L’offerta effettiva di lavoro
Resta da capire se la «indispensabilità» degli innovation manager dichiarata dalle aziende si trasformi in una domanda effettiva di profili, magari con l’offerta di retribuzioni all’altezza del mercato internazionale. PayScale, un portale di comparazione degli stipendi, si spinge a stimare addirittura un valore “mediano” di circa 103mila dollari l’anno. Non è facile pensare a livelli simili nelle aziende italiane, dove fatica a prendere piede anche l’idea più generica di un dipartimento dedicato all’innovazione. Secondo dati degli Osservatori digital innovation del Politecnico di Milano, solo il 19% delle imprese si è dotata di una «Direzione innovazione», un segmento concentrato su studio e sviluppo di soluzioni che aggiornino il business in chiave tecnologica. Anche se il ritardo è, in parte, fisiologico: proprio l’introduzione di figure specializzate in innovazione spiana la strada alla strutturazione di una divisione a sé, trasferendo le competenze individuali nel lavoro di team.
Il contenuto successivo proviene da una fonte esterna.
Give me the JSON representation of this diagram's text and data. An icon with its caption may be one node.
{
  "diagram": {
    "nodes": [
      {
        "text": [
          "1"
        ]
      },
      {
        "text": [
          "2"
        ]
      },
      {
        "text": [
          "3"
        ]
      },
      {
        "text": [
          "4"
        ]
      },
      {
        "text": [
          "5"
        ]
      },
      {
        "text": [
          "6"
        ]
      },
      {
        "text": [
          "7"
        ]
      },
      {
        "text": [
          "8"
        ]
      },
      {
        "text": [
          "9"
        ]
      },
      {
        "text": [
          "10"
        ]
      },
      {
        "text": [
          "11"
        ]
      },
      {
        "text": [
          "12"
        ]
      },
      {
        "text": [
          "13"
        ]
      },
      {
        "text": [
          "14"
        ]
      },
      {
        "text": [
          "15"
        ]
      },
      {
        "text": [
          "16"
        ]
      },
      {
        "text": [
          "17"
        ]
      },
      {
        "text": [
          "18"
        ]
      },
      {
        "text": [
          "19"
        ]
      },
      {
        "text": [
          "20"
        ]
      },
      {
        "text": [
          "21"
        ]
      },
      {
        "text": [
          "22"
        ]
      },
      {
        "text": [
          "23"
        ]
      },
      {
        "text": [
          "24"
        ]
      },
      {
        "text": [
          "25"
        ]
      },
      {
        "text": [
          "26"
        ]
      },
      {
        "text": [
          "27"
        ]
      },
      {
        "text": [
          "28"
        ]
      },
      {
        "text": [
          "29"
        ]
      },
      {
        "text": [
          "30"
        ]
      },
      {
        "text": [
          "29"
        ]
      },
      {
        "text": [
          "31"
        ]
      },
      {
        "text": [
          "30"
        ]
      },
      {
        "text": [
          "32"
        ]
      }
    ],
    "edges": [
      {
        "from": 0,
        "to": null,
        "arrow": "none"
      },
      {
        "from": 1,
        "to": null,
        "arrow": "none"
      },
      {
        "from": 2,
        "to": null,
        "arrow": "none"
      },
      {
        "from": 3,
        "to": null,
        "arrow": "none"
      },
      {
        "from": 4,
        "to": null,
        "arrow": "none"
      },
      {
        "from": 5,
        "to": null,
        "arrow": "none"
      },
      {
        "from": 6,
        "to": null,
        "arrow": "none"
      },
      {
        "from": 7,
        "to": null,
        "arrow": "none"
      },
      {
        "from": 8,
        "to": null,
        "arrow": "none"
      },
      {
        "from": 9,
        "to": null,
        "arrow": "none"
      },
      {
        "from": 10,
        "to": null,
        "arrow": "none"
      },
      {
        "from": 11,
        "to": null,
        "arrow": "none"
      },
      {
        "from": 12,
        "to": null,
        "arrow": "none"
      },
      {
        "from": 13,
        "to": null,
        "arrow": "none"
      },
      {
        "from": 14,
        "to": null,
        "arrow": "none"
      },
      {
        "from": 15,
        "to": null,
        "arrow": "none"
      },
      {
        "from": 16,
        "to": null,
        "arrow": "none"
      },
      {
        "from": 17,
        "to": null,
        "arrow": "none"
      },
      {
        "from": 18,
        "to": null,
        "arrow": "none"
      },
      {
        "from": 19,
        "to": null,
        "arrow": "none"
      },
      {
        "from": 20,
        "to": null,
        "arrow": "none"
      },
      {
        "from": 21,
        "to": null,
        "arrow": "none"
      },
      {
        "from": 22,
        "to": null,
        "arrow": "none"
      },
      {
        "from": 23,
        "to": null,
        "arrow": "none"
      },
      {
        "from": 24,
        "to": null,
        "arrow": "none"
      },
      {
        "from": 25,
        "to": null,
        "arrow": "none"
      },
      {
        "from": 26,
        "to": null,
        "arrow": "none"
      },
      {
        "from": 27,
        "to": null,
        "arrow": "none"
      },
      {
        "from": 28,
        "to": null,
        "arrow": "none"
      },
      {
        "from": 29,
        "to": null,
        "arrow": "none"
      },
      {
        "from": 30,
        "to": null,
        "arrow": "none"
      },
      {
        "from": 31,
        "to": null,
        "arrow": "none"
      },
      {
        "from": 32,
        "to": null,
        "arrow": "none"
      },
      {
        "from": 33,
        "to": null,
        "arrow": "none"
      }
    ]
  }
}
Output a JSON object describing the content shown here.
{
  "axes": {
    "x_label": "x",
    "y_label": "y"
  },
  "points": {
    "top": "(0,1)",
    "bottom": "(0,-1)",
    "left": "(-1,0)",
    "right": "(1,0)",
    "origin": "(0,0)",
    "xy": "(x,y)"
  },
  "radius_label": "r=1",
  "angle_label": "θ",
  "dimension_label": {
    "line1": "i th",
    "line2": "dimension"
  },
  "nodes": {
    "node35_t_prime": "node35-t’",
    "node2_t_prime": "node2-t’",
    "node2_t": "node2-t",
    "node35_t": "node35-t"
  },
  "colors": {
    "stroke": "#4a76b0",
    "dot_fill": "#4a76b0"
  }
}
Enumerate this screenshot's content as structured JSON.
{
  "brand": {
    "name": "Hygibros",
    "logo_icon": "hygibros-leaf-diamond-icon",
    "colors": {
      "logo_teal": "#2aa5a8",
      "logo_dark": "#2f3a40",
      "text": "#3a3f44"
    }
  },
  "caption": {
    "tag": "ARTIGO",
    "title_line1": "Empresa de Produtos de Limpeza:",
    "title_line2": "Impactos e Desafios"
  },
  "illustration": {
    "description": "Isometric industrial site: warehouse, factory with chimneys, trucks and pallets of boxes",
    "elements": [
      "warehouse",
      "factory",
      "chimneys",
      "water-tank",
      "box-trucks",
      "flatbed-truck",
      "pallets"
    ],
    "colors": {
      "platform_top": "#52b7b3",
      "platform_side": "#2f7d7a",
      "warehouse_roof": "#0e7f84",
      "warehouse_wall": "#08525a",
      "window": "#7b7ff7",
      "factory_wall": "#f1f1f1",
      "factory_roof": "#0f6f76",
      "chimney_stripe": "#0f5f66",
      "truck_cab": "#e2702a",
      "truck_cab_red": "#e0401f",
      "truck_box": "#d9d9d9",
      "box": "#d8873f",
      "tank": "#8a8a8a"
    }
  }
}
Come spiega Alessandra Luksch, direttore dell'Osservatorio startup intelligence del Politecnico di Milano, «prima bisogna assegnare il ruolo al singolo individuo, per fargli fare un lavoro perlustrativo e definire gli obiettivi - spiega - Solo successivamente si può strutturare la direzione innovazione». La maturità definitiva, in realtà, arriverebbe con il passaggio successivo: inglobare l’innovazione nel ciclo naturale di un’impresa, senza considerarla ancora come un corpo estraneo al “vecchio” business. «Dovrebbe esserci una cultura diffusa, non dovrebbe essere un ruolo a sé stante - dice Luksch - Per il momento, comunque, le imprese hanno iniziato a capire che devono diventare più veloci e si stanno adeguando».